Until February 16, 2025
Milan – Pinacoteca Agnelli
Salvo. Arrivare in tempo

Arriving on time will be the largest exhibition dedicated to Salvo’s work. Born in Sicily, Salvo has lived in Turin since 1956, where he first approached Arte Povera and the languages of conceptual art, and then devoted himself since 1973 exclusively to painting, an unconventional choice for the cultural climate of the early 1970s.

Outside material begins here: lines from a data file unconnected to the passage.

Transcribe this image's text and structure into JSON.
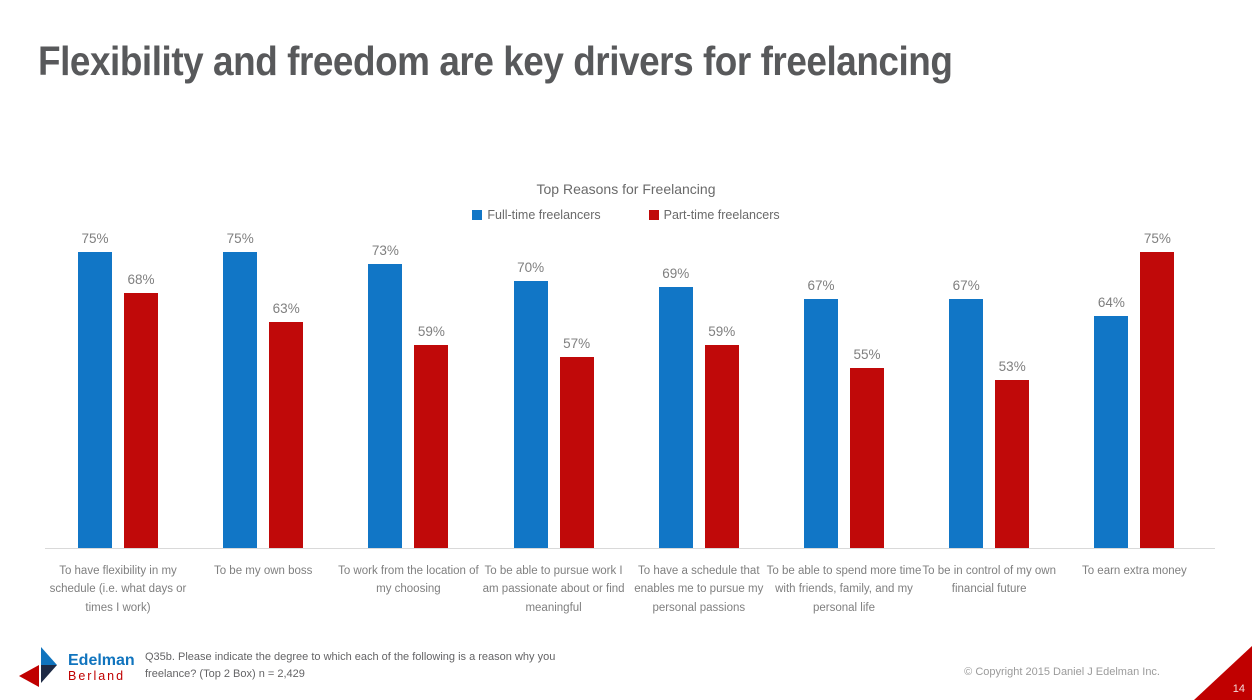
{
  "slide": {
    "title": "Flexibility and freedom are key drivers for freelancing",
    "footnote": {
      "line1": "Q35b. Please indicate the degree to which each of the following is a reason why you",
      "line2": "freelance? (Top 2 Box) n = 2,429"
    },
    "copyright": "© Copyright 2015 Daniel J Edelman Inc.",
    "page_number": "14",
    "logo": {
      "line1": "Edelman",
      "line2": "Berland"
    },
    "colors": {
      "accent_red": "#c00000",
      "logo_blue": "#1074be",
      "logo_navy": "#1d2a45"
    }
  },
  "chart_data": {
    "type": "bar",
    "title": "Top Reasons for Freelancing",
    "categories": [
      "To have flexibility in my schedule (i.e. what days or times I work)",
      "To be my own boss",
      "To work from the location of my choosing",
      "To be able to pursue work I am passionate about or find meaningful",
      "To have a schedule that enables me to pursue my personal passions",
      "To be able to spend more time with friends, family, and my personal life",
      "To be in control of my own financial future",
      "To earn extra money"
    ],
    "series": [
      {
        "name": "Full-time freelancers",
        "color": "#1176c6",
        "values": [
          75,
          75,
          73,
          70,
          69,
          67,
          67,
          64
        ]
      },
      {
        "name": "Part-time freelancers",
        "color": "#c00909",
        "values": [
          68,
          63,
          59,
          57,
          59,
          55,
          53,
          75
        ]
      }
    ],
    "value_suffix": "%",
    "ylim": [
      24,
      80
    ],
    "grid": false,
    "legend_position": "top"
  }
}
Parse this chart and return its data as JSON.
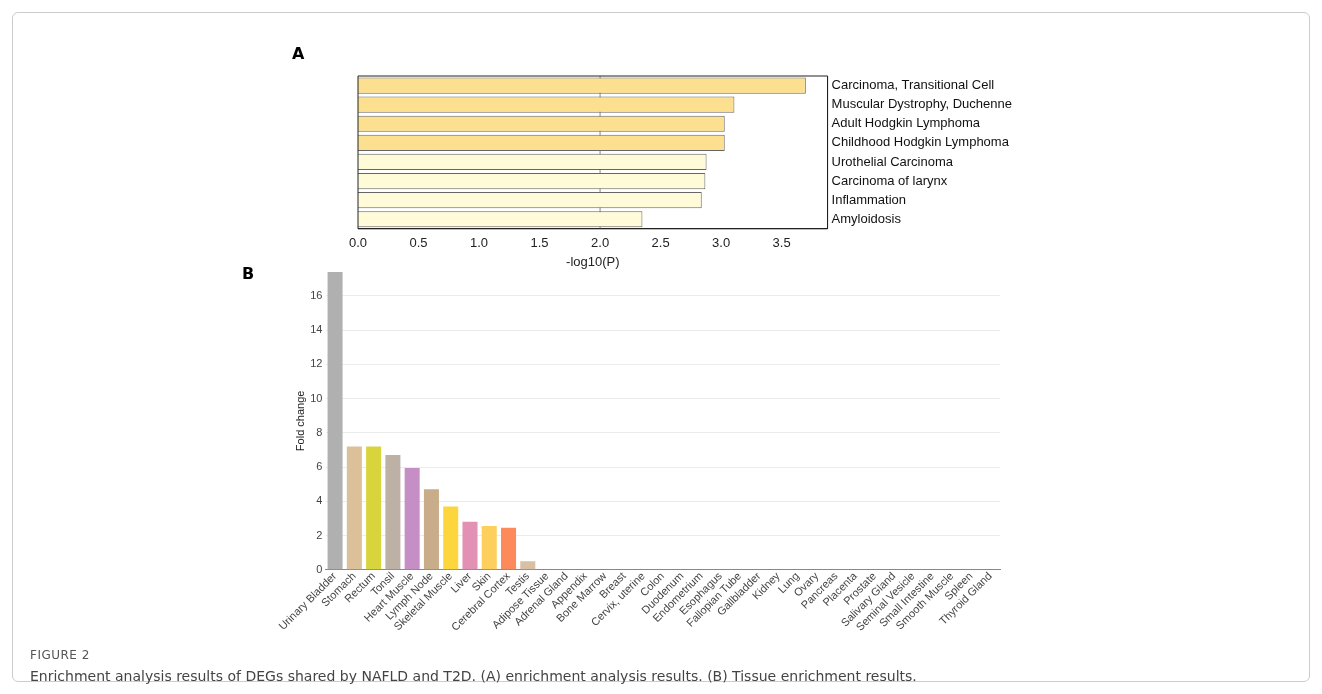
{
  "chart_data": [
    {
      "type": "bar",
      "title": "A",
      "orientation": "horizontal",
      "xlabel": "-log10(P)",
      "categories": [
        "Carcinoma, Transitional Cell",
        "Muscular Dystrophy, Duchenne",
        "Adult Hodgkin Lymphoma",
        "Childhood Hodgkin Lymphoma",
        "Urothelial Carcinoma",
        "Carcinoma of larynx",
        "Inflammation",
        "Amyloidosis"
      ],
      "values": [
        3.7,
        3.11,
        3.03,
        3.03,
        2.88,
        2.87,
        2.84,
        2.35
      ],
      "colors": [
        "#fde08f",
        "#fde08f",
        "#fde08f",
        "#fde08f",
        "#fffbd8",
        "#fffbd8",
        "#fffbd8",
        "#fffbd8"
      ],
      "xlim": [
        0,
        3.88
      ],
      "xticks": [
        {
          "value": 0,
          "label": "0.0"
        },
        0.5,
        {
          "value": 1,
          "label": "1.0"
        },
        1.5,
        {
          "value": 2,
          "label": "2.0"
        },
        2.5,
        {
          "value": 3,
          "label": "3.0"
        },
        3.5
      ],
      "ref_lines": [
        {
          "axis": "x",
          "value": 2,
          "color": "#888888"
        }
      ],
      "grid": false
    },
    {
      "type": "bar",
      "title": "B",
      "ylabel": "Fold change",
      "categories": [
        "Urinary Bladder",
        "Stomach",
        "Rectum",
        "Tonsil",
        "Heart Muscle",
        "Lymph Node",
        "Skeletal Muscle",
        "Liver",
        "Skin",
        "Cerebral Cortex",
        "Testis",
        "Adipose Tissue",
        "Adrenal Gland",
        "Appendix",
        "Bone Marrow",
        "Breast",
        "Cervix, uterine",
        "Colon",
        "Duodenum",
        "Endometrium",
        "Esophagus",
        "Fallopian Tube",
        "Gallbladder",
        "Kidney",
        "Lung",
        "Ovary",
        "Pancreas",
        "Placenta",
        "Prostate",
        "Salivary Gland",
        "Seminal Vesicle",
        "Small Intestine",
        "Smooth Muscle",
        "Spleen",
        "Thyroid Gland"
      ],
      "values": [
        17.4,
        7.2,
        7.2,
        6.7,
        5.95,
        4.7,
        3.7,
        2.8,
        2.55,
        2.45,
        0.5,
        0,
        0,
        0,
        0,
        0,
        0,
        0,
        0,
        0,
        0,
        0,
        0,
        0,
        0,
        0,
        0,
        0,
        0,
        0,
        0,
        0,
        0,
        0,
        0
      ],
      "colors": [
        "#b0b0b0",
        "#dcc09a",
        "#d8d43c",
        "#bdb1a5",
        "#c58fc5",
        "#c9ad8a",
        "#fdd63e",
        "#e290b4",
        "#fdcf5c",
        "#fd8a5a",
        "#d9bfa3",
        "#cccccc",
        "#cccccc",
        "#cccccc",
        "#cccccc",
        "#cccccc",
        "#cccccc",
        "#cccccc",
        "#cccccc",
        "#cccccc",
        "#cccccc",
        "#cccccc",
        "#cccccc",
        "#cccccc",
        "#cccccc",
        "#cccccc",
        "#cccccc",
        "#cccccc",
        "#cccccc",
        "#cccccc",
        "#cccccc",
        "#cccccc",
        "#cccccc",
        "#cccccc",
        "#cccccc"
      ],
      "ylim": [
        0,
        17.4
      ],
      "yticks": [
        0,
        2,
        4,
        6,
        8,
        10,
        12,
        14,
        16
      ],
      "grid": "y",
      "annotations": [
        "FIGURE 2",
        "Enrichment analysis results of DEGs shared by NAFLD and T2D. (A) enrichment analysis results. (B) Tissue enrichment results."
      ]
    }
  ]
}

Contrary to the mainstream even in the Italian scene, Salvo has pursued for forty years a unique research and critical reflection towards the medium of painting. Realized in close collaboration with the Salvo Archive, the exhibition will focus on some of the fundamental motifs of the artist’s research: the concept of repetition in the exploration of recurring motifs, understood both as a pictorial technique and as a conceptual urgency; the reflection on painting as language and language as art; and the relationship between art history and the gaze on everyday life.
Until May 25, 2025
The recommended book
The nocturnal portrait
Laura Morelli – Piemme

Interweaving the stories of two women bound, five hundred years apart, by the same painting, Laura Morelli infuses her deep knowledge of Renaissance art into a historical novel that is as compelling, throbbing and rich as the paintings it describes. From the Milan of Leonardo da Vinci and Ludovico il Moro to Nazi Germany and invaded Poland, the incredible fate of a masterpiece that has weathered the ravages of History.